Married couples aren’t asked if they’re going to have kids; they get asked when they’re going to have kids. Quite frankly, I abhor that. Children, even if they’re not necessarily planned, can be the greatest blessing. However, the outspoken truth is that having kids just isn’t (and shouldn’t be) for everyone. Expanding one’s family is a huge responsibility that some people may never be ready to take on. Real talk — it’s time that we as a society erase the social stigma surrounding being childless.
Every two minutes in the United States, a child enters the foster care system. This adds up to over 415,000 total children in the system. Nearly half of these children were placed in the foster care system due to abuse. Other children are placed in the system because their parents/ guardians cannot simply afford to feed and shelter them. According to the USDA, the typical American family spends $234,000 to raise a child for seventeen years (which averages out to over seventeen grand a year!) With statistics like these, why are we encouraging couples to have kids that they aren’t emotionally or financially ready for them?
Children are obviously a huge time commitment. Parents must teach their youngsters all the basics they need to function in the world. This requires many sacrifices on behalf of the parents, which can hold them back from pursuing their goals and dreams, especially if the child is unplanned. Also, that child will directly reflect those who raised him or her. Your kids will mimic the adults they are surrounded by, including you. Say goodbye to all your bad habits, unless you want your little shadow to be sharing their favorite new curse word with Grandma!
Even if a couple wants kids, having them can still put much strain on their relationship. Parenthood affects relationships no matter how much children are wanted. Couples are more likely to argue and are less likely to spend quality time together once they are parents. Also, adults with children are less likely to go out and often lose touch with friends, especially when those friends are single and/or childless.
I’m tired of seeing newlywed couples asked about when they’re going to have kids. First of all, I can’t fathom how people think it’s okay to ask such a personal question. Perhaps they don’t want kids, or just aren’t ready for them yet. The couple could also be struggling with conceiving or be completely unable to have their own children, yet they’re constantly pestered with this intimate question. Even if you’re dead-set on having kids, it’s okay to wait a few years to have them. You should be able to wait without feeling as if people are breathing down your neck and waiting on you to reproduce. When couples finally have their first child, it seems as though they’re being pestered about having another before the little one is a month old. No, your kids do not need to be close in age and you shouldn’t feel obligated to give your child a sibling.

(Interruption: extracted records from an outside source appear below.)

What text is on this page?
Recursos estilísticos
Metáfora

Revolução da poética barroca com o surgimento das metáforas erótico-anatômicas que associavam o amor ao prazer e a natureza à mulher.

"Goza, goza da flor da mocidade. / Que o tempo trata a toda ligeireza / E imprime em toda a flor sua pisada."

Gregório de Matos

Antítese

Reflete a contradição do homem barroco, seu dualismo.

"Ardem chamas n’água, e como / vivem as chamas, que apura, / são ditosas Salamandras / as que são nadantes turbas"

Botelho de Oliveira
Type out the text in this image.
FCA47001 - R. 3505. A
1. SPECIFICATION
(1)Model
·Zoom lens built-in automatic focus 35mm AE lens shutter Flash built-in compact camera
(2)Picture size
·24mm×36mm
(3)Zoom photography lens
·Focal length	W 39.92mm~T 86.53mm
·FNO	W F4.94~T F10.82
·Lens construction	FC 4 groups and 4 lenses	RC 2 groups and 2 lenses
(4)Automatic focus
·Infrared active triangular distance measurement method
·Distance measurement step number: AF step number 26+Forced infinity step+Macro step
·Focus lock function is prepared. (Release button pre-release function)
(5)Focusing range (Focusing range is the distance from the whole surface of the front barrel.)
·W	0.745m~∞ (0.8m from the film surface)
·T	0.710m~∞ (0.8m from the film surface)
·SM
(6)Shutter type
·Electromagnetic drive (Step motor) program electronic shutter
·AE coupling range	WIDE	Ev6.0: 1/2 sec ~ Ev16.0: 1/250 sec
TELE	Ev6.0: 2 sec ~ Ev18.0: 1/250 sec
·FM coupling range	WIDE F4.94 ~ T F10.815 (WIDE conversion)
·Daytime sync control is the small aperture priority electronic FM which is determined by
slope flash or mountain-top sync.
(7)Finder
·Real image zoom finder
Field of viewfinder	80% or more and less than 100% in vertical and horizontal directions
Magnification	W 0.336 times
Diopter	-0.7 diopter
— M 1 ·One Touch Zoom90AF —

No one should feel pressured to have children. We should all be able to enjoy our lives to the fullest before we have kids, so we can be happy and ready to settle down and start a family. If you want to start having kids in your first year of marriage, that’s great! However, there’s nothing stopping you from adopting your very first kid when you’re fifty. If you’re intent on never having children, that’s perfectly okay too. The point is, nobody should be pressured into having children that they don’t want. It’s insane that in 2016 society is still shaming those who are childless. It’s time that we rid ourselves of this old mindset and look at the bigger picture.